Nesse sentido, a CVM deu um passo importante ao editar o Ofício-Circular nº 13/2020/CVM/SIN, de 2020, sobre a caracterização da atividade profissional de analista de valores mobiliários nas redes sociais, esclarecendo a sua diferenciação em relação a iniciativas educacionais e ao livre exercício, assegurado a qualquer pessoa, da liberdade de expressão.  

Mas persistem espaços de incerteza, como, por exemplo, com relação à atuação de influenciadores digitais no entorno do sistema de distribuição de valores mobiliários. Parece certo que, independentemente de prévia habilitação da CVM, eles podem ser contratados para campanhas publicitárias institucionais de corretoras e distribuidoras e, ainda, para a divulgação de ofertas públicas de valores mobiliários, desde que respeitadas as prescrições regulamentares. 

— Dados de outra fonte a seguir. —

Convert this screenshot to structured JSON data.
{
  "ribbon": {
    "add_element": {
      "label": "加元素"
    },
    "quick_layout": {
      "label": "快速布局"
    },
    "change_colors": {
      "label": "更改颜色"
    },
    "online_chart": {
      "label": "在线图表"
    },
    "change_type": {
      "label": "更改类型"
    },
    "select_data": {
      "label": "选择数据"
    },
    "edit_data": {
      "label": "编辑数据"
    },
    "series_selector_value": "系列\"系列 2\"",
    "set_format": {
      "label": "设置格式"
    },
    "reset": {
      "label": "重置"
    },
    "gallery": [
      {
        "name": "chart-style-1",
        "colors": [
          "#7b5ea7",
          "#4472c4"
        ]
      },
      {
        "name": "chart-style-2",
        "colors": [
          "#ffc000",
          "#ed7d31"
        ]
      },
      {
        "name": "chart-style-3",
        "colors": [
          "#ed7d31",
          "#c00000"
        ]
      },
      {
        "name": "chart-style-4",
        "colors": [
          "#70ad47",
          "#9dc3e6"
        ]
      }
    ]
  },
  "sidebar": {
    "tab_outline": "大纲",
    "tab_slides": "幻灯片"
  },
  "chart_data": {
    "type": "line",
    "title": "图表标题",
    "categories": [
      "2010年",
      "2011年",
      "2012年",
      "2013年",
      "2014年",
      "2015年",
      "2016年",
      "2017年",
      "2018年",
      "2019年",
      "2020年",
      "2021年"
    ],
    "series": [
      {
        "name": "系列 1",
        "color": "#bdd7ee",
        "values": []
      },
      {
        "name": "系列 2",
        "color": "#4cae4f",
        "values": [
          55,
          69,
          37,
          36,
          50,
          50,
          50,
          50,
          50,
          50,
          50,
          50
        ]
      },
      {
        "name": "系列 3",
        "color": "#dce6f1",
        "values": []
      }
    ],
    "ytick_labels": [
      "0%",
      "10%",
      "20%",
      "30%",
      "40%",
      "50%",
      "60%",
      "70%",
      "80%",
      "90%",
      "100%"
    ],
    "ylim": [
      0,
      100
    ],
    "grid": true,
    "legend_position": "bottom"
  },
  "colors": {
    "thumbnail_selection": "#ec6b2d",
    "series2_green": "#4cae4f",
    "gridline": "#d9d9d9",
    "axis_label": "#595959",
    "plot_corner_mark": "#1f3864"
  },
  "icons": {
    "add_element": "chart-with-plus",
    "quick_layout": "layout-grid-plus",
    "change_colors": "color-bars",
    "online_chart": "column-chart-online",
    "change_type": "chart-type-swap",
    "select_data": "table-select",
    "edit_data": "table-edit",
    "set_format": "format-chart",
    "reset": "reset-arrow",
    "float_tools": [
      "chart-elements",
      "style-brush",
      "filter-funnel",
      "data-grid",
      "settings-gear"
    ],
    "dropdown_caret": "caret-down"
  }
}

No entanto, dúvidas surgem a respeito da configuração da atividade de intermediação (sujeita a uma prévia autorização da CVM) quando os influenciadores passam a prestar esclarecimentos sobre os ativos ofertados e a receber remuneração com base em um percentual do volume de operações realizadas pelos clientes, angariadas por seus canais. 

Na medida em que se consolida a atuação dos influenciadores digitais no mercado de capitais, essa e outras questões merecem maior clareza, em benefício da segurança jurídica.